In conclusion, treatment of BE cells with acidified medium and a bile acid cocktail at physiologically relevant concentrations induces DNA damage, cytotoxicity, and ROS. The cytoprotective bile acid, GUDCA, inhibits these deleterious effects by inhibiting oxidative stress.
|Mol Neurobiol. 2015;51(3):864-77. |
|Glycoursodeoxycholic acid reduces matrix metalloproteinase-9 and caspase-9 activation in a cellular model of superoxide dismutase-1 neurodegeneration.[Pubmed: 24848512 ]|
|Amyotrophic lateral sclerosis (ALS) is a fatal neurodegenerative disease that affects mainly motor neurons (MNs). NSC-34 MN-like cells carrying the G93A mutation in human superoxide dismutase-1 (hSOD1(G93A)) are a common model to study the molecular mechanisms of neurodegeneration in ALS.

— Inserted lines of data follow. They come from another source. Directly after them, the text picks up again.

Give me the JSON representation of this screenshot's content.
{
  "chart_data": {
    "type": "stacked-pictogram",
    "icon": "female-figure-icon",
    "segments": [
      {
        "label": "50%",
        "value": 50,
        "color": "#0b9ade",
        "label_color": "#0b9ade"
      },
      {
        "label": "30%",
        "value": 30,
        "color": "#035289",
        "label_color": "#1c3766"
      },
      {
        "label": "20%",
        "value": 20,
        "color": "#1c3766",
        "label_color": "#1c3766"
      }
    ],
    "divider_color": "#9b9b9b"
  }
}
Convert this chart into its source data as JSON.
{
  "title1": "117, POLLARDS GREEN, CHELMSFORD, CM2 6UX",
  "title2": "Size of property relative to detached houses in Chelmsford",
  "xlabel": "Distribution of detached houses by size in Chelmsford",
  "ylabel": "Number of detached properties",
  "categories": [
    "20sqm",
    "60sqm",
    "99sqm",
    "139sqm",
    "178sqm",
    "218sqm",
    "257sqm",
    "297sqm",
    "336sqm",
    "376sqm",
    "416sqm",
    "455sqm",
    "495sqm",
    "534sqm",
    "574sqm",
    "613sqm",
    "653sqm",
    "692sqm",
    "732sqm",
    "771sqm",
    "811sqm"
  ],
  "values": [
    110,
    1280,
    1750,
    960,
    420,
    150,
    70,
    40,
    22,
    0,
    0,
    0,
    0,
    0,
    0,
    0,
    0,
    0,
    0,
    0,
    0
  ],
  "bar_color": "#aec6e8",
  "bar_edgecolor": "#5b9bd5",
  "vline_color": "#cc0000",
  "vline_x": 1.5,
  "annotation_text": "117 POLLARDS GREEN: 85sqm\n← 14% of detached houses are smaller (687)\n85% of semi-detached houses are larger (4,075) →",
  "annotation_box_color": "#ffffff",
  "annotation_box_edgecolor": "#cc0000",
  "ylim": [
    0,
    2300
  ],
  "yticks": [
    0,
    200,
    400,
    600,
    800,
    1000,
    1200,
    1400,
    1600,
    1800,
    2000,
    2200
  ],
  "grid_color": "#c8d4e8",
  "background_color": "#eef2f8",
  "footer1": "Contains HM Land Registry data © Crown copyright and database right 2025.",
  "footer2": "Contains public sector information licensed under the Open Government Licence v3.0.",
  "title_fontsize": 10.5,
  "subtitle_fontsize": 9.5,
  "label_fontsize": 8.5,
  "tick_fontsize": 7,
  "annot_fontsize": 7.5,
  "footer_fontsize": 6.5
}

Although the underlying pathways of MN failure still remain elusive, increased apoptosis and oxidative stress seem to be implicated. Riluzole, the only approved drug, only slightly delays ALS progression. Ursodeoxycholic acid (UDCA), as well as its glycine (Glycoursodeoxycholic acid, GUDCA) and taurine (TUDCA) conjugated species, have shown therapeutic efficacy in neurodegenerative models and diseases. Pilot studies in ALS patients indicate safety and tolerability for UDCA oral administration. |
METHODS AND RESULTS:
We explored the mechanisms associated with superoxide dismutase-1 (SOD1) accumulation and MN degeneration in NSC-34/hSOD1(G93A) cells differentiated for 4 days in vitro (DIV). We examined GUDCA efficacy in preventing such pathological events and in restoring MN functionality by incubating cells with 50 μM GUDCA at 0 DIV and at 2 DIV, respectively. Increased cytosolic SOD1 inclusions were observed in 4 DIV NSC-34/hSOD1(G93A) cells together with decreased mitochondria viability (1.2-fold, p < 0.01), caspase-9 activation (1.8-fold, p < 0.05), and apoptosis (2.1-fold, p < 0.01). GUDCA exerted preventive effects (p < 0.05) while also reduced caspase-9 levels when added at 2 DIV (p < 0.05). ATP depletion (2-fold, p < 0.05), increased nitrites (1.6-fold, p < 0.05) and metalloproteinase-9 (MMP-9) activation (1.8-fold, p < 0.05), but no changes in MMP-2, were observed in the extracellular media of 4 DIV NSC-34/hSOD1(G93A) cells. GUDCA inhibited nitrite production (p < 0.05) while simultaneously prevented and reverted MMP-9 activation (p < 0.05), but not ATP depletion.
Data highlight caspase-9 and MMP-9 activation as key pathomechanisms in ALS and GUDCA as a promising therapeutic strategy for slowing disease onset and progression.